Zlotoff emphasized in particular the advantages of offering fine dining in the major metro area.
“We can have on-site dining facility that probably isn't viable at other tracks just because they don't have enough people coming through,” he continued. “We believe this is going to be a really desirable place to hang out and socialize.”
The two-story restaurant will be open seven days a week, feature indoor and outdoor patio seating, two full-service bars, and an upper level deck overlooking Champion Motor Speedway’s sweeping Turn 10B. A sealed cigar lounge is planned. M1 plans to announce a restaurant partner soon.
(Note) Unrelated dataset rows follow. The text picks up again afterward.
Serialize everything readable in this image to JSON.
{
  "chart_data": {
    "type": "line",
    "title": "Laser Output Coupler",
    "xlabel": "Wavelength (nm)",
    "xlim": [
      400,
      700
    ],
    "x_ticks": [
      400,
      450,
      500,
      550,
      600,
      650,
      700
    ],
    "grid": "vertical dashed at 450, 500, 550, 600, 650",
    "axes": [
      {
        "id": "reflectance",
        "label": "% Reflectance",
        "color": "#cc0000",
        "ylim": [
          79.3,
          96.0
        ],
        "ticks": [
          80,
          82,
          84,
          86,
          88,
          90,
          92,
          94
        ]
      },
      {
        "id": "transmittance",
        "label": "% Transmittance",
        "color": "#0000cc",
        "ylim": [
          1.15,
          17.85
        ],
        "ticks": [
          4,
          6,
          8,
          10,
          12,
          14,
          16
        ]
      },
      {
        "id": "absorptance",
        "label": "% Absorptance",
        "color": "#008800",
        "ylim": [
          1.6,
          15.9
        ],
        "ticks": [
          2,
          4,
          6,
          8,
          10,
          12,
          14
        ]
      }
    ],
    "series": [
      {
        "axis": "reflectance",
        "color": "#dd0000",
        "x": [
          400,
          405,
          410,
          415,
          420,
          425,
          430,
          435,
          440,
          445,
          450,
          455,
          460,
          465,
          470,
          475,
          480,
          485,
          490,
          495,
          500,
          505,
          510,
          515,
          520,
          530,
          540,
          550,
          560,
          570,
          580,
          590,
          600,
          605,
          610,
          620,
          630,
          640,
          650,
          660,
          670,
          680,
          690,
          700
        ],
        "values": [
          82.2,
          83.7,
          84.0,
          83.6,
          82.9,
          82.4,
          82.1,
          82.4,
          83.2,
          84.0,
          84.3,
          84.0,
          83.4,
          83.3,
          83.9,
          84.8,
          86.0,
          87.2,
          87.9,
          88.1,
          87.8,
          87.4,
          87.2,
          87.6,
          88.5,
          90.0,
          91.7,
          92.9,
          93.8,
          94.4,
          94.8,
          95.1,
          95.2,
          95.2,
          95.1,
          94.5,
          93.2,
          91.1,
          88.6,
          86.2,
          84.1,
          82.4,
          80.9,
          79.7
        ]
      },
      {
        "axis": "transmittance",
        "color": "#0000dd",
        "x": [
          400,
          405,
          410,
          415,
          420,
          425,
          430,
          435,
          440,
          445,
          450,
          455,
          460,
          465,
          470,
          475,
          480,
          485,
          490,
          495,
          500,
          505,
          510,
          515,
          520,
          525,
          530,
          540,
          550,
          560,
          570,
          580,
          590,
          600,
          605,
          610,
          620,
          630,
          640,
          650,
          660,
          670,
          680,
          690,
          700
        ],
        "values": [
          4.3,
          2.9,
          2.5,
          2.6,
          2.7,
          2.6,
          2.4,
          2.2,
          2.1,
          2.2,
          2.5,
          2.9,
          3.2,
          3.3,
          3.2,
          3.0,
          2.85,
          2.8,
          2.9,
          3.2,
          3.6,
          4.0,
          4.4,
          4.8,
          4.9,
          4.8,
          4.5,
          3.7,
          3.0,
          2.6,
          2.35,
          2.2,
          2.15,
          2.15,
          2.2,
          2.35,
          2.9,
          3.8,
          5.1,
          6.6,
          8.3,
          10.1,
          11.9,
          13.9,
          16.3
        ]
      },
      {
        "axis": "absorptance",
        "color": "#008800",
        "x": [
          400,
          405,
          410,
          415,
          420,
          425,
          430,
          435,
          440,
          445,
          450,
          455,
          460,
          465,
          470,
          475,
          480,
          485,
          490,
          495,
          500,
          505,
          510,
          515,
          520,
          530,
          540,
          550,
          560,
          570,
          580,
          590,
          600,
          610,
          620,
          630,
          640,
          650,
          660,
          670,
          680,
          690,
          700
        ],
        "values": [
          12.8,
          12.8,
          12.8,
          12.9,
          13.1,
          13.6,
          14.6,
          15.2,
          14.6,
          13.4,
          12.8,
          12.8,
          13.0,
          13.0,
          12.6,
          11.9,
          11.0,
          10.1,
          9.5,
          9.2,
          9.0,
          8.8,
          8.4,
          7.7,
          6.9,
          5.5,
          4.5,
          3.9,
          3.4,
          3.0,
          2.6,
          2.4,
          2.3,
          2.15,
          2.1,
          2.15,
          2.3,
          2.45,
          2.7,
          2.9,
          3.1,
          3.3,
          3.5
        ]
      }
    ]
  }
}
The event center’s grand opening will dovetail with Hartge’s inaugural American Festival of Speed next September. Modeled on the Goodwood Festival of Speed in England, M1’s auto-palooza hopes to rival the Detroit Auto Show as Michigan’s premier enthusiast expo with historic cars, point-to-point races, even new car reveals.
M1, located on a former General Motors manufacturing facility, has already attracted national attention.
"My friend Jay Leno called and wanted to film an episode of 'Jay Leno's Garage' in Detroit. I told to come to M1 Concourse. It's cool," said Bouchard.
In addition to Leno's show, M1 has played host to public events including cars and coffee car gatherings, open track days, and Roadkill Nights drag races presented by Dodge (the latter was canceled this year due to coronavirus concerns).
Construction of the auto club’s final phase-four garages is already underway just west of the Event Center’s location. Upon its completion next spring, phase four will round out the 253 private garage/condos that are home to M1’s enthusiasts and their toys.
A map released with the event center site plan includes a go-kart track behind the event center.